A writer for the Los Angeles Times is getting substantial backlash for claiming white drivers are ‘polluting the air’ breathed by black and Latino residents.
According to his LinkedIn profile, Sammy Roth is the Energy Reporter for the outlet. In his piece, Roth cited a study that completely ignores economics and history and called the city’s freeway planning ‘racially motivated‘.
My colleague Terry Castleman wrote about the study, which was published in the peer-reviewed journal Urban Studies. The core finding is that for every 1% increase in miles driven to and from work by people who live in a particular part of L.A. County, there’s an estimated 0.62% decrease in the lung-damaging “fine particulate matter” to which those Angelenos are exposed.
How is that possible? I asked the study’s lead author, Geoff Boeing, a professor at the USC Sol Price School of Public Policy.
He told me it largely comes down to the shameful history of Los Angeles County’s low-income communities of color being torn apart to make way for freeways — a history that has been extensively documented by The Times. Today, many residents of the county’s whiter, more affluent neighborhoods — who were often able to keep highways out of their own backyards — commute to work through lower-income Black and Latino neighborhoods bisected by the 10, 110 and 105 freeways and more.
“It’s not like commuters are coming in and shopping in those communities, patronizing restaurants,” Boeing said. “They’re just driving through to get from one side of the city to the other.”
A quick review of Roth’s LinkedIn profile shows he graduated from Columbia University with a degree in . . . Sustainable Development.
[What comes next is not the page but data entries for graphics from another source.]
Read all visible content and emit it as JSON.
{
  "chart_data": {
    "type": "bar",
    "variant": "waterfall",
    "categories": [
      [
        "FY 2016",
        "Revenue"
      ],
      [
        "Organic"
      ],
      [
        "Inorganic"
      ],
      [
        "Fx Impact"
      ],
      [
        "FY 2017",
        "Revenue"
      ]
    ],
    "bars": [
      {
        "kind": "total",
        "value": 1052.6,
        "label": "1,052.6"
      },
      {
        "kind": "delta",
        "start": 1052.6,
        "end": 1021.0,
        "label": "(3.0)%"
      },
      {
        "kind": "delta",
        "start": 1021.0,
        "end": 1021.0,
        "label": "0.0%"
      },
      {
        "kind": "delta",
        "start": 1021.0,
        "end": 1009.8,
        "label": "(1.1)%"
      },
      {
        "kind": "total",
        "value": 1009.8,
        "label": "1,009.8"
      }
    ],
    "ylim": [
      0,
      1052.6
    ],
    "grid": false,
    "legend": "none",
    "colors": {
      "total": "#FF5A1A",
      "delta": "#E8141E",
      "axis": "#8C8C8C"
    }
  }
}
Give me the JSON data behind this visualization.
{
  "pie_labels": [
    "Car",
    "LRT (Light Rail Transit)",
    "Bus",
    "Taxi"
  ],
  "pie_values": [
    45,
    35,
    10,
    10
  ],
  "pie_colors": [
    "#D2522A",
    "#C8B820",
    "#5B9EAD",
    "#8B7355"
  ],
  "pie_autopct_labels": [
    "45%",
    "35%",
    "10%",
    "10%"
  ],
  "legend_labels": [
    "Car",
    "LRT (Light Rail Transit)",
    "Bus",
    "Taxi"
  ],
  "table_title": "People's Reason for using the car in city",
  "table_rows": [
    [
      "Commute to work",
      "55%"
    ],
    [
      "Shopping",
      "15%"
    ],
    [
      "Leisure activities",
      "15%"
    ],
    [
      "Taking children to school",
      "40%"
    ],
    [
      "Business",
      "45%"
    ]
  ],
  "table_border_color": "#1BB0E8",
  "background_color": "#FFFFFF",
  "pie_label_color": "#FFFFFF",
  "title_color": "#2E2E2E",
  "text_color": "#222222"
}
I majored in Sustainable Development and minored in American Studies, graduating cum laude. My coursework included environmental law, urban studies, energy development, geographic information systems and environmental economics. I reported and edited for the Columbia Daily Spectator, and I worked on water conservation projects for the Columbia Aquanauts, an interdisciplinary water club.
Without a stronger background in questioning assertions and challenging hypotheses, certain elements are not considered. For example, are the patterns of freeway use perhaps more driven by socioeconomic factors rather than race?